Nate está a mitad de camino del altar, donde Declan se encuentra, quizá esperando a que un milagro ocurra y todo parezca más lúcido. La forma en la que se miran, con dulzura y deseo de acortar la distancia que les separa, hace que mi corazón se enternezca. Caminan en el mismo sentido, a riesgo de colisión, y aprietan el paso, como si supieran que de esa fusión solo pueden nacer estrellas.

Con una media sonrisa se saludan antes de que sus cuerpos se encuentren y pasen a una distancia muy pequeña. Sus cerebros, tal vez enfadados porque hayan ignorado el deseo que en sus pensamientos se manifestaba, envían una señal a sus manos para que reaccionen antes de que sea demasiado tarde.
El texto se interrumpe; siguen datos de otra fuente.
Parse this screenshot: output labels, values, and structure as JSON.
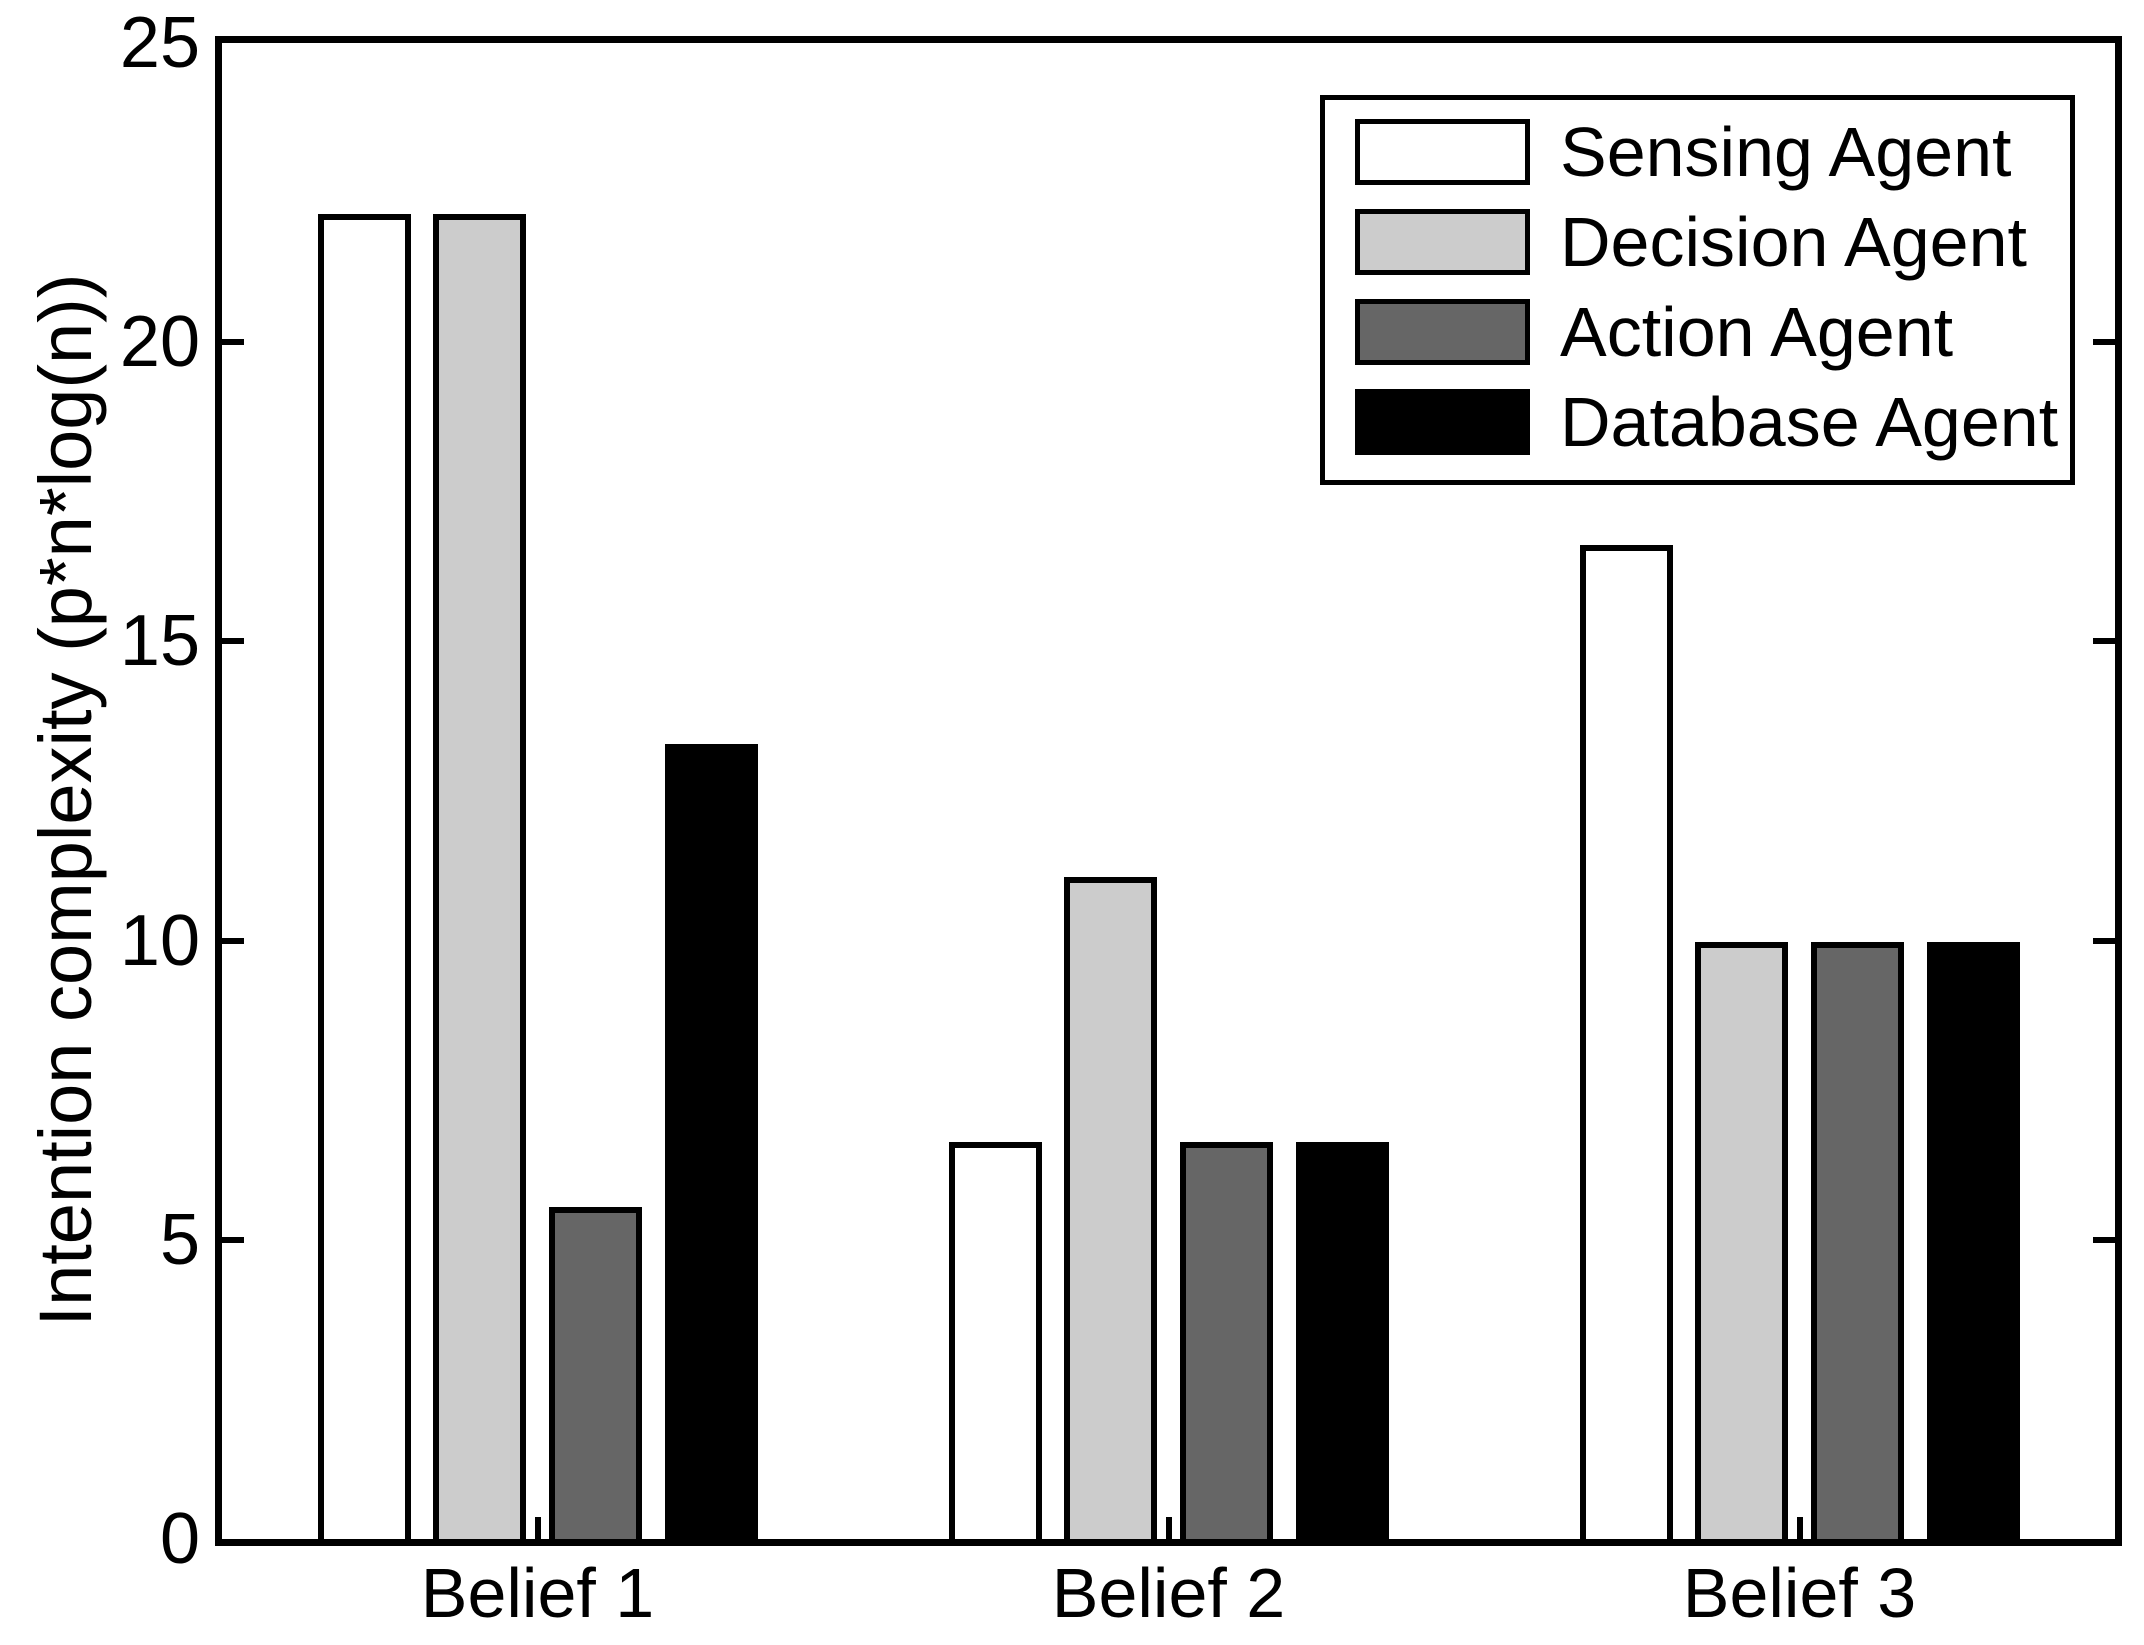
{
  "chart_data": {
    "type": "bar",
    "title": "",
    "categories": [
      "Belief 1",
      "Belief 2",
      "Belief 3"
    ],
    "series": [
      {
        "name": "Sensing Agent",
        "color": "#ffffff",
        "values": [
          22.15,
          6.64,
          16.61
        ]
      },
      {
        "name": "Decision Agent",
        "color": "#cccccc",
        "values": [
          22.15,
          11.07,
          9.97
        ]
      },
      {
        "name": "Action Agent",
        "color": "#666666",
        "values": [
          5.54,
          6.64,
          9.97
        ]
      },
      {
        "name": "Database Agent",
        "color": "#000000",
        "values": [
          13.29,
          6.64,
          9.97
        ]
      }
    ],
    "xlabel": "",
    "ylabel": "Intention complexity (p*n*log(n))",
    "ylim": [
      0,
      25
    ],
    "yticks": [
      0,
      5,
      10,
      15,
      20,
      25
    ],
    "grid": false,
    "legend_position": "top-right",
    "bar_edge_color": "#000000",
    "axis_color": "#000000",
    "background_color": "#ffffff",
    "tick_direction": "in"
  }
}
Sus manos se rozan una milésima de segundo, la suficiente para desatar el nerviosismo, causado de la repentina velocidad que ha ganado sus corazones.

Nate tropieza con un escalón por estar ensimismado mirando al chico que se aleja cada vez más de él y de no ser por la pileta, habría besado con muchas ganas el reluciente suelo de la capilla. Se escurre hasta llegar a mí, retirándose el pelo que le empaña la frente, y se arrodilla a mi lado algo nervioso.

—Me va a estallar el corazón.

—Lo hará sin duda. He podido ver chispas saltando en ese encuentro.

—Celestina, no sé si estoy volviéndome loco, pero estoy enamorándome y mi instinto me grita que es correspondido. —Rescata un recuerdo de su cabeza—. Ayer fui a un concierto con ese chico que has visto y en un momento de la noche nuestras manos se rozaron y acabaron entrelazándose.

—¿Qué pasó después?

—Bajo una lluvia de confeti me armé del valor necesario para besarle. Fue solo un momento, pero lo sentí como si durara toda una eternidad.

—¿Le gustó el beso?

—Fue rápido y me aparté. Él se me quedó mirando como si no fuese capaz de comprender los estímulos externos y los propios. —Esboza una sonrisa triste y arruga la nariz—. La situación le debió sobrepasar. No dijo nada. Simplemente desapareció sin decir nada. Y ahora todo es raro.

—Hay una cosa que debes entender y es que, para Declan, esto supone deconstruir todo lo que ha creído que era hasta ahora y descubrir quién es realmente. No es algo sencillo, pero con paciencia sé que llegaréis a entenderos mucho mejor.

Enarca sus cejas y suelta un pequeño suspiro. Desliza su dedo índice a lo largo de su labio inferior y mira hacia un lado sin ver.

—¿Y si cuando descubra quién es no le agrada?

—Es una posibilidad. Va a convivir el resto de su vida consigo mismo y lo mejor, en ese caso, es llevarse bien. —Encojo mis hombros y me acaricio un brazo con las yemas—. Las personas no cambian ni cómo queremos, ni cuando lo necesitamos. Cambian en lo que creen que deben mejorar y lo hacen cuando están preparadas.

—¿Qué puedo hacer entonces?

—Acompañarle en su transformación sin deseos de cómo quieres que sea el final. Estar ahí es lo mejor que puedes hacer por alguien que te importa.

—Tiempo al tiempo.

—Como las mariposas necesitan la crisálida para florecer.